Abdominal wall defects are birth (congenital) defects that allow the stomach or intestines to protrude. It occurs when a child's abdomen does not develop fully while in the womb. This allows the intestine to develop outside the abdomen. Early in all pregnancies, the intestine develops inside the umbilical cord and then usually moves inside the abdomen a few weeks later. Occasionally, the intestine stays inside the umbilical cord and so develops outside the abdominal wall. There are various types of abdominal wall defect. If the intestine is contained inside a covering of membrane, this process is called an omphalocele, which can be either small or large. If the intestine is not inside a covering of membrane, this formation is called a gastroschisis.
Abdominal wall defects are very rare. Omphalocele occurs in about one in every 3,500 births, and gastroschisis is even more rare. Omphalocele is often associated with other problems. An ultrasound is the best method for the detection of the condition and can occur as early as 11 to 14 weeks of gestation.
Many unexpected and fascinating events occur during the development of a fetus inside the womb. The stomach and intestines begin development outside the baby's abdomen and only later does the abdominal wall enclose them. Occasionally, either the umbilical opening is too large, or it develops improperly, allowing the bowels or stomach to remain outside or squeeze through the abdominal wall.
There are many causes for birth defects that still remain unclear. Presently, the cause(s) of abdominal wall defects is unknown, and any symptoms the mother may have to indicate that the defects are present in the fetus are nondescript.
At birth, the problem is obvious, because the base of the umbilical cord at the navel bulges or, in worse cases, contain viscera (internal organs). Before birth, an ultrasound examination may detect the problem.
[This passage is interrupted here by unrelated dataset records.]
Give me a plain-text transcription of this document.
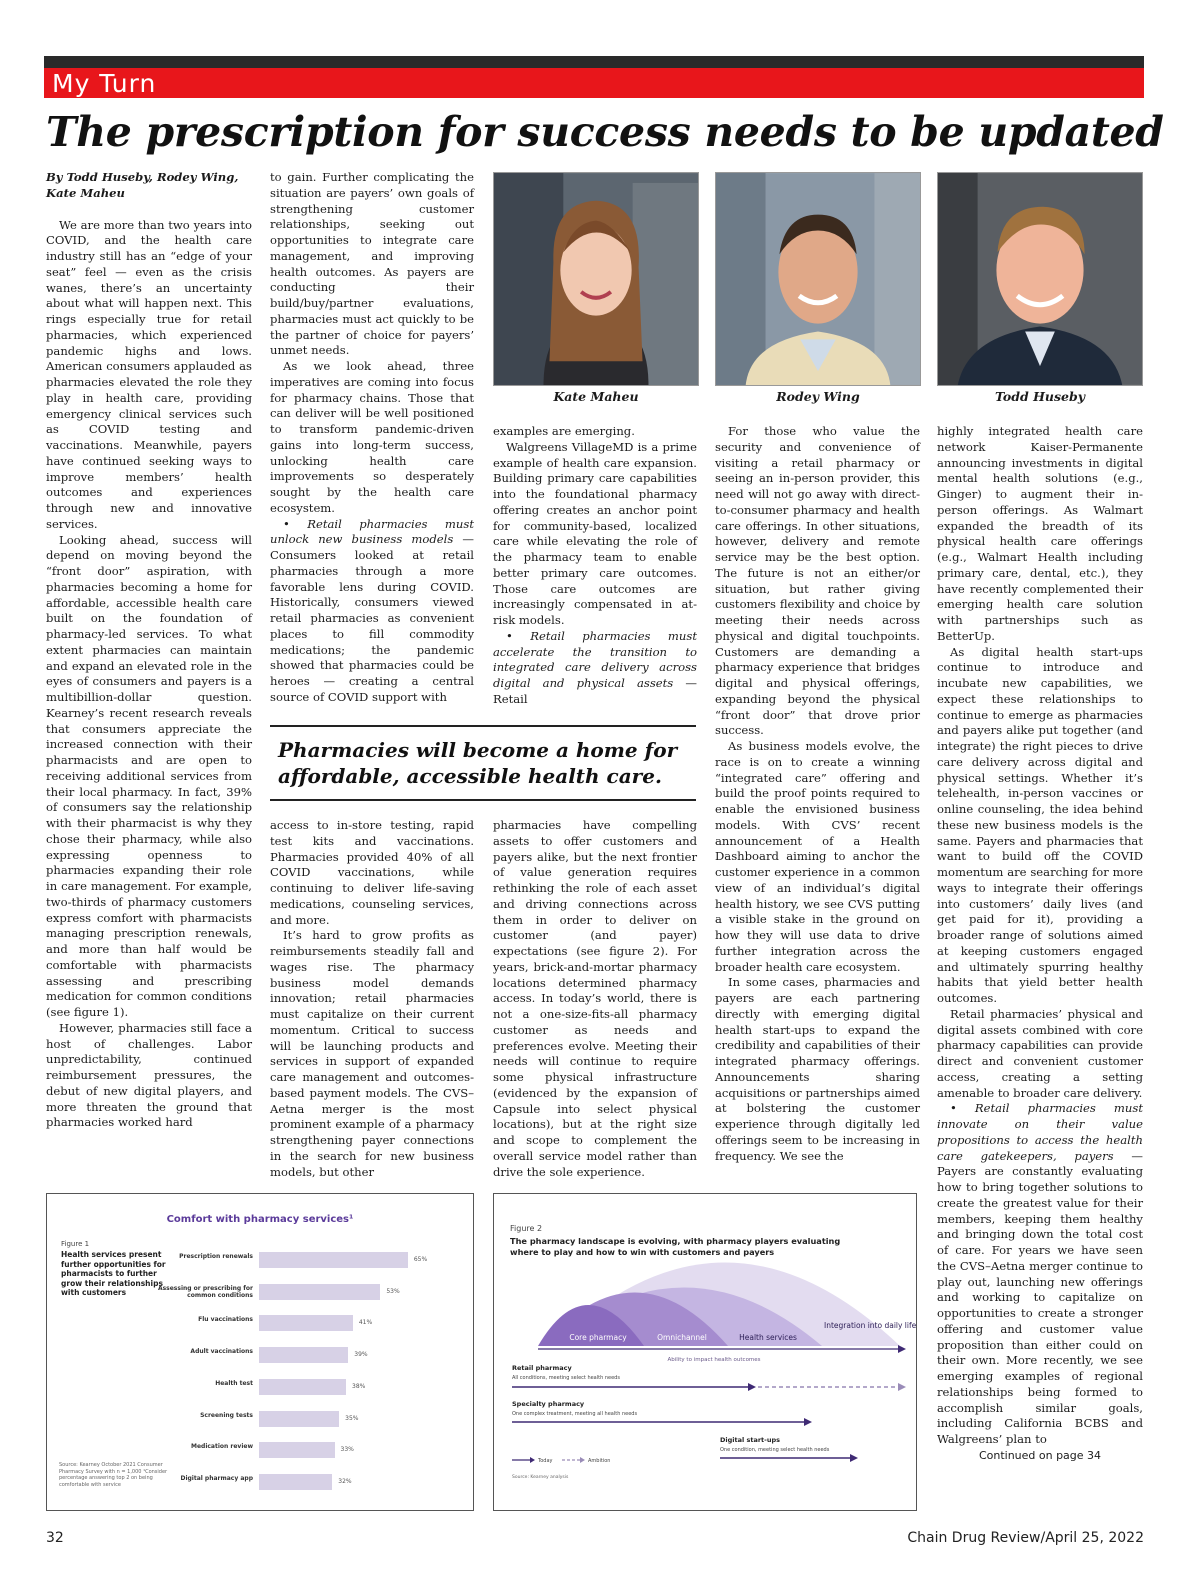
My Turn
The prescription for success needs to be updated
By Todd Huseby, Rodey Wing, Kate Maheu

We are more than two years into COVID, and the health care industry still has an “edge of your seat” feel — even as the crisis wanes, there’s an uncertainty about what will happen next. This rings especially true for retail pharmacies, which experienced pandemic highs and lows. American consumers applauded as pharmacies elevated the role they play in health care, providing emergency clinical services such as COVID testing and vaccinations. Meanwhile, payers have continued seeking ways to improve members’ health outcomes and experiences through new and innovative services.

Looking ahead, success will depend on moving beyond the “front door” aspiration, with pharmacies becoming a home for affordable, accessible health care built on the foundation of pharmacy-led services. To what extent pharmacies can maintain and expand an elevated role in the eyes of consumers and payers is a multibillion-dollar question. Kearney’s recent research reveals that consumers appreciate the increased connection with their pharmacists and are open to receiving additional services from their local pharmacy. In fact, 39% of consumers say the relationship with their pharmacist is why they chose their pharmacy, while also expressing openness to pharmacies expanding their role in care management. For example, two-thirds of pharmacy customers express comfort with pharmacists managing prescription renewals, and more than half would be comfortable with pharmacists assessing and prescribing medication for common conditions (see figure 1).

However, pharmacies still face a host of challenges. Labor unpredictability, continued reimbursement pressures, the debut of new digital players, and more threaten the ground that pharmacies worked hard

to gain. Further complicating the situation are payers’ own goals of strengthening customer relationships, seeking out opportunities to integrate care management, and improving health outcomes. As payers are conducting their build/buy/partner evaluations, pharmacies must act quickly to be the partner of choice for payers’ unmet needs.

As we look ahead, three imperatives are coming into focus for pharmacy chains. Those that can deliver will be well positioned to transform pandemic-driven gains into long-term success, unlocking health care improvements so desperately sought by the health care ecosystem.

• Retail pharmacies must unlock new business models — Consumers looked at retail pharmacies through a more favorable lens during COVID. Historically, consumers viewed retail pharmacies as convenient places to fill commodity medications; the pandemic showed that pharmacies could be heroes — creating a central source of COVID support with

examples are emerging.

Walgreens VillageMD is a prime example of health care expansion. Building primary care capabilities into the foundational pharmacy offering creates an anchor point for community-based, localized care while elevating the role of the pharmacy team to enable better primary care outcomes. Those care outcomes are increasingly compensated in at-risk models.

• Retail pharmacies must accelerate the transition to integrated care delivery across digital and physical assets — Retail

Kate Maheu	Rodey Wing	Todd Huseby
Pharmacies will become a home for affordable, accessible health care.

access to in-store testing, rapid test kits and vaccinations. Pharmacies provided 40% of all COVID vaccinations, while continuing to deliver life-saving medications, counseling services, and more.

It’s hard to grow profits as reimbursements steadily fall and wages rise. The pharmacy business model demands innovation; retail pharmacies must capitalize on their current momentum. Critical to success will be launching products and services in support of expanded care management and outcomes-based payment models. The CVS–Aetna merger is the most prominent example of a pharmacy strengthening payer connections in the search for new business models, but other

pharmacies have compelling assets to offer customers and payers alike, but the next frontier of value generation requires rethinking the role of each asset and driving connections across them in order to deliver on customer (and payer) expectations (see figure 2). For years, brick-and-mortar pharmacy locations determined pharmacy access. In today’s world, there is not a one-size-fits-all pharmacy customer as needs and preferences evolve. Meeting their needs will continue to require some physical infrastructure (evidenced by the expansion of Capsule into select physical locations), but at the right size and scope to complement the overall service model rather than drive the sole experience.

For those who value the security and convenience of visiting a retail pharmacy or seeing an in-person provider, this need will not go away with direct-to-consumer pharmacy and health care offerings. In other situations, however, delivery and remote service may be the best option. The future is not an either/or situation, but rather giving customers flexibility and choice by meeting their needs across physical and digital touchpoints. Customers are demanding a pharmacy experience that bridges digital and physical offerings, expanding beyond the physical “front door” that drove prior success.

As business models evolve, the race is on to create a winning “integrated care” offering and build the proof points required to enable the envisioned business models. With CVS’ recent announcement of a Health Dashboard aiming to anchor the customer experience in a common view of an individual’s digital health history, we see CVS putting a visible stake in the ground on how they will use data to drive further integration across the broader health care ecosystem.

In some cases, pharmacies and payers are each partnering directly with emerging digital health start-ups to expand the credibility and capabilities of their integrated pharmacy offerings. Announcements sharing acquisitions or partnerships aimed at bolstering the customer experience through digitally led offerings seem to be increasing in frequency. We see the

highly integrated health care network Kaiser-Permanente announcing investments in digital mental health solutions (e.g., Ginger) to augment their in-person offerings. As Walmart expanded the breadth of its physical health care offerings (e.g., Walmart Health including primary care, dental, etc.), they have recently complemented their emerging health care solution with partnerships such as BetterUp.

As digital health start-ups continue to introduce and incubate new capabilities, we expect these relationships to continue to emerge as pharmacies and payers alike put together (and integrate) the right pieces to drive care delivery across digital and physical settings. Whether it’s telehealth, in-person vaccines or online counseling, the idea behind these new business models is the same. Payers and pharmacies that want to build off the COVID momentum are searching for more ways to integrate their offerings into customers’ daily lives (and get paid for it), providing a broader range of solutions aimed at keeping customers engaged and ultimately spurring healthy habits that yield better health outcomes.

Retail pharmacies’ physical and digital assets combined with core pharmacy capabilities can provide direct and convenient customer access, creating a setting amenable to broader care delivery.

• Retail pharmacies must innovate on their value propositions to access the health care gatekeepers, payers — Payers are constantly evaluating how to bring together solutions to create the greatest value for their members, keeping them healthy and bringing down the total cost of care. For years we have seen the CVS–Aetna merger continue to play out, launching new offerings and working to capitalize on opportunities to create a stronger offering and customer value proposition than either could on their own. More recently, we see emerging examples of regional relationships being formed to accomplish similar goals, including California BCBS and Walgreens’ plan to

Continued on page 34

Comfort with pharmacy services¹
Figure 1
Health services present further opportunities for pharmacists to further grow their relationships with customers
Source: Kearney October 2021 Consumer Pharmacy Survey with n = 1,000 ¹Consider percentage answering top 2 on being comfortable with service
Prescription renewals	65%
Assessing or prescribing for common conditions
53%
Flu vaccinations	41%
Adult vaccinations	39%
Health test	38%
Screening tests	35%
Medication review	33%
Digital pharmacy app	32%
Core pharmacy	Omnichannel	Health services
Integration into daily life
Ability to impact health outcomes
Retail pharmacy
All conditions, meeting select health needs
Specialty pharmacy
One complex treatment, meeting all health needs
Digital start-ups
One condition, meeting select health needs
Today	Ambition
Source: Kearney analysis
Figure 2
The pharmacy landscape is evolving, with pharmacy players evaluating where to play and how to win with customers and payers
32	Chain Drug Review/April 25, 2022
It is always necessary in children with one birth defect to look for others, because birth defects are usually multiple.
Abdominal wall defects are effectively treated with surgical repair. Unless there are accompanying anomalies, the surgical procedure is not overly complicated. The organs are normal, just misplaced. However, if the defect is large, it may be difficult to fit all the viscera into the small abdominal cavity.
If there are no other defects, the prognosis after surgical repair of this condition is relatively good. However, 10% of those with more severe or additional abnormalities die from it. The organs themselves are fully functional; the difficulty lies in fitting them inside the abdomen. The condition is, in fact, a hernia requiring only replacement and strengthening of the passageway through which it occurred. After surgery, increased pressure in the stretched abdomen can compromise the function of the organs inside.
Some, but by no means all, birth defects are preventable by early and attentive prenatal care, good nutrition, supplemental vitamins, diligent avoidance of all unnecessary drugs and chemicals-especially tobacco-and other elements of a healthy lifestyle.